Perhaps the author most adamant about keeping her novels purely on paper is Sue Grafton, writer of the phenomenally popular alphabet series starring Kinsey Milhone, the latest installment of which, “K Is for Killer,” will be published in May.

“My position is simply the result of the fact that I worked in Hollywood for 15 years,” said Grafton, who wrote screenplays for films and television including, with her husband, Steven Humphrey, movie-of-the-week adaptations of Agatha Christie’s “A Caribbean Mystery” and “Sparkling Cyanide.” “I created Kinsey Milhone as an escape hatch, so the idea of turning around and selling her back to them makes no sense.”

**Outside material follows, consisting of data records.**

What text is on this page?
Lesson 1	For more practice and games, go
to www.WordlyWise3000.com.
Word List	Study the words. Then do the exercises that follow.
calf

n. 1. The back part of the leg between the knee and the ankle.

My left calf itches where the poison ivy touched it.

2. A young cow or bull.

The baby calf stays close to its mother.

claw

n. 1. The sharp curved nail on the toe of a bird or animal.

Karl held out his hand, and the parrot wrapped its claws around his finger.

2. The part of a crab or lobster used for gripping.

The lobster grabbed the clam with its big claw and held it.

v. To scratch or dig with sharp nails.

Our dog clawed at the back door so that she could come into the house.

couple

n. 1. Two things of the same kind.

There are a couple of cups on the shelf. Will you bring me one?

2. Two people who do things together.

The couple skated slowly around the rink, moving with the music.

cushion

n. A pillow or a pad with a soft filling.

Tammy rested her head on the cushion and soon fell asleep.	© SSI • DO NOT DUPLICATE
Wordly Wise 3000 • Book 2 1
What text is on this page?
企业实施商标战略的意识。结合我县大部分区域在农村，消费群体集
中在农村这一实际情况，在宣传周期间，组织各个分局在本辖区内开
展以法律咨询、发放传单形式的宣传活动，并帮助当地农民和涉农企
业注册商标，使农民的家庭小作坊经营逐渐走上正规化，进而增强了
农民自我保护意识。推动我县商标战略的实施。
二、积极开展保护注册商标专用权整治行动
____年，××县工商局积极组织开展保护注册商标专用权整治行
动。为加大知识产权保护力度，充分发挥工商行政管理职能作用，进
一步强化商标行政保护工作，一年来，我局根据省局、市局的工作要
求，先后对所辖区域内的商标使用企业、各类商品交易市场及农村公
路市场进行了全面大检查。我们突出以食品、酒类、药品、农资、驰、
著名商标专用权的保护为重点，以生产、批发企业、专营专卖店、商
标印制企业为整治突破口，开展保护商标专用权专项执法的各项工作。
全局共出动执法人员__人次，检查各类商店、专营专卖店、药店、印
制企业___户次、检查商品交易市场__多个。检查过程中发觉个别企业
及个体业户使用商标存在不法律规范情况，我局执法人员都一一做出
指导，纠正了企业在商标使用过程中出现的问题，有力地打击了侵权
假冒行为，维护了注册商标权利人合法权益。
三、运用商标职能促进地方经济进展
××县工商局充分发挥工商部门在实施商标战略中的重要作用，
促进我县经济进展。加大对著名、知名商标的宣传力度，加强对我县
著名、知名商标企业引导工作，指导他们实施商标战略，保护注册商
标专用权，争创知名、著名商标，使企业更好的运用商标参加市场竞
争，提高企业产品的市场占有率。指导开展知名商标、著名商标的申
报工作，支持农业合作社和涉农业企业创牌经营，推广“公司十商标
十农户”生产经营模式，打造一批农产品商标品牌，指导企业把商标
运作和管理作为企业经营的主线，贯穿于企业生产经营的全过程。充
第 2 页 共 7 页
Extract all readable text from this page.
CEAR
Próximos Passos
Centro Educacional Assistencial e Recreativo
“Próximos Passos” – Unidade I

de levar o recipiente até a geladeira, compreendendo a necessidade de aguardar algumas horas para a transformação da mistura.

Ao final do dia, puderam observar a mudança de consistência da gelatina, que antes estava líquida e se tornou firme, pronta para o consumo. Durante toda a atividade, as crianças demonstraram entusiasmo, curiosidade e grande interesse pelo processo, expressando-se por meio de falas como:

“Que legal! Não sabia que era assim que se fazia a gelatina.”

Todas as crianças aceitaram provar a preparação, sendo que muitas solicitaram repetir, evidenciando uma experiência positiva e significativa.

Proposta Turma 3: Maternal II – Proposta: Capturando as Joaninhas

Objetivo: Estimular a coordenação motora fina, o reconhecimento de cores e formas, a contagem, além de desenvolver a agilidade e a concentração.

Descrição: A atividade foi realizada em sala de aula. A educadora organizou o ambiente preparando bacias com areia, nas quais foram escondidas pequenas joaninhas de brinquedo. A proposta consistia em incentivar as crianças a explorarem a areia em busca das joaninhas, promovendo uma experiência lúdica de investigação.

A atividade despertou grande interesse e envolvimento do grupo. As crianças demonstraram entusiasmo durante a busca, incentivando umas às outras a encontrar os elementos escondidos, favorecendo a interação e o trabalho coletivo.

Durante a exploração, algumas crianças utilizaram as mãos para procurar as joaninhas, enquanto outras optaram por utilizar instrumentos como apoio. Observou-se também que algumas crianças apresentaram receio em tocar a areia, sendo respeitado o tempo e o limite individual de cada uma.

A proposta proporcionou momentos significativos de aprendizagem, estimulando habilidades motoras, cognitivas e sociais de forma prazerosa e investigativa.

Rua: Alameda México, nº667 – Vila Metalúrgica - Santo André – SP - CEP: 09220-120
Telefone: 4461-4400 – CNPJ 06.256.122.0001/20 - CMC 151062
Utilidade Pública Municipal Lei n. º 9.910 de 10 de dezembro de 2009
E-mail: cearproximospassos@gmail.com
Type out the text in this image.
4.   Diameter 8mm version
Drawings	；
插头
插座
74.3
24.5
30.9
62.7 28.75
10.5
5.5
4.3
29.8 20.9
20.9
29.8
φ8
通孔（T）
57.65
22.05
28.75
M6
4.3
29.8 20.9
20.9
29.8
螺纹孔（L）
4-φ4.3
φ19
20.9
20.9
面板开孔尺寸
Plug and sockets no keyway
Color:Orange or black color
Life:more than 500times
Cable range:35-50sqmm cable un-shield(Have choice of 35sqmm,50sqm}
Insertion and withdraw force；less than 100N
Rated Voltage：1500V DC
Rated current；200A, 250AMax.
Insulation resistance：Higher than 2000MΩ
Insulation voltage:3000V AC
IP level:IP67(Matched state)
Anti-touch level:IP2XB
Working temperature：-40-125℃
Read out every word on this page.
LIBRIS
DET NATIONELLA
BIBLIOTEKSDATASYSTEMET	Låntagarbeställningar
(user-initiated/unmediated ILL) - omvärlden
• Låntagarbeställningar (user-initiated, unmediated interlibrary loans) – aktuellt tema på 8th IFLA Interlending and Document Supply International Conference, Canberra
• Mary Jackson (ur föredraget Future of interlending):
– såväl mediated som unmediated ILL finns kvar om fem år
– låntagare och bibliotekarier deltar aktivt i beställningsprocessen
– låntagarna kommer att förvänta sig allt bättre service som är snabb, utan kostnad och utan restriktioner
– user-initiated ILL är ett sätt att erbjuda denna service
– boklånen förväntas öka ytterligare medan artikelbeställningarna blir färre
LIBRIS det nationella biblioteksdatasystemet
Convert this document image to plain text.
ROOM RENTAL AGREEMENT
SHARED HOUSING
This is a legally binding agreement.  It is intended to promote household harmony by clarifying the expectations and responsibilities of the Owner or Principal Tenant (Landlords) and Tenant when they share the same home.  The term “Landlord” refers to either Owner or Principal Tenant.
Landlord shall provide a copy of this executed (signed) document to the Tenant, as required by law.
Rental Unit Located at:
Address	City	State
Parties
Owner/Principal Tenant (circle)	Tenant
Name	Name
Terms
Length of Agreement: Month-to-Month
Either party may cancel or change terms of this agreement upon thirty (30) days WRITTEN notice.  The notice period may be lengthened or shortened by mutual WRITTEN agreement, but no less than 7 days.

Grafton adds that she would lose readers, “and rightly so,” when an actress were cast because one person could never jibe with her fans’ myriad ideas of who Kinsey is. “And here’s how those contracts read,” adds Grafton. “You sell a character ‘in perpetuity, throughout the universe in technologies known and technologies yet to be invented.’ That’s serious stuff.”

Will Kinsey be doing lunch at the Ivy once she has safely solved “Z Is for Zero”? “I’ve made my children sign a blood oath that they will never sell her to Hollywood, and I told them that if they ever try it, I will come back from the grave,” Grafton says. “Which they know I can do.”